Among those who played in games, the “stress effect” was even more pronounced, with three times as many injuries occurring during exam weeks as compared with non-exam weeks.
And among these active players, there was actually no difference in the injury rate between periods of high physical stress and periods of high academic stress.
In other words, among those who actually played in games from week to week, high academic stress appears to have been just as important a factor in injuries as high physical stress.
The authors propose a number of explanations for these findings. For instance, they suggest that non-starters may have tried harder during training camp, putting themselves at greater risk of injury in trying to impress coaches and earn a starting position.
But what’s actually going on in this relationship between stress and injury? What is it that makes an athlete more prone to being injured when stressed?
How does stress increase risk of injury?
Several theories and models have been proposed over the years, and while there is probably no single link between stress and injury, the basic idea is that when stressed, we may be a) more distracted and/or b) more physically tight, which increases our risk of injury.
And yes, football involves way more physical contact with a whole set of unpredictable variables than playing the piano or trombone. But other studies have found similar trends between stress and injury across a range of individual sports, from gymnastics to skiing to track and field.
So what are we to make of all of this?
Well, I don’t think the answer is to avoid stress altogether (as if we could). And it’s not like stress is the primary cause of injury, but more like the straw that broke the camel’s back, exposing underlying muscle imbalances, suboptimal biomechanics, etc. To me, it seems that the main takeaway is about being wary of overlooking how much of an effect stress can have on not just our mental or emotional well-being, but our physical health as well.

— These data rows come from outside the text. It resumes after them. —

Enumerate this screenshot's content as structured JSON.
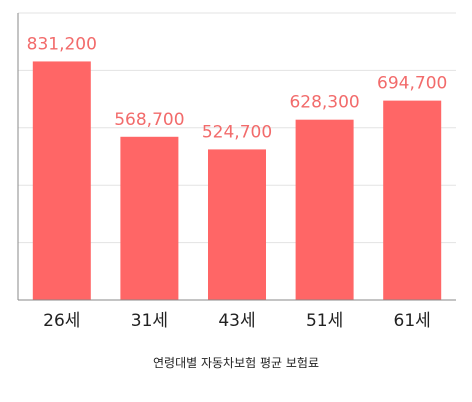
{
  "chart_data": {
    "type": "bar",
    "categories": [
      "26세",
      "31세",
      "43세",
      "51세",
      "61세"
    ],
    "values": [
      831200,
      568700,
      524700,
      628300,
      694700
    ],
    "value_labels": [
      "831,200",
      "568,700",
      "524,700",
      "628,300",
      "694,700"
    ],
    "title": "",
    "xlabel": "연령대별 자동차보험 평균 보험료",
    "ylabel": "",
    "ylim": [
      0,
      1000000
    ],
    "grid": true,
    "legend": "none",
    "colors": {
      "bar": "#ff6666",
      "data_label": "#f26b6b",
      "grid": "#e3e3e3",
      "axis": "#8a8a8a",
      "text": "#222222"
    }
  }
}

That it’s during stressful times in life when we may most need to keep our spidey-senses attuned to the physical tension that can creep into long orchestra rehearsals, marathon opera performances, or recording sessions from the stressors in our lives offstage.
And while it’s during periods of high stress that we feel we can least afford to take a study or practice break – paradoxically, these might be the times when we need it the most.
So rather than priding ourselves on a relentless, more-is-better work ethic, perhaps we should experiment with being just as relentless about incorporating strategic breaks to maintain our focus and recharge our batteries.
Or heck, why not all of the above? How awesome would it be to reward yourself for a productive week of practice with a nap, followed by a walk to a friend’s place, to watch episode 1 of Ugly Delicious with some pizza? (Umm…why pizza? Well, just trust me when I say that it’s probably what you’ll want to be eating when you watch the first episode. And why this show? Well, when it comes to creativity and craft, it appears that chefs and musicians may have a lot more in common than you might think!)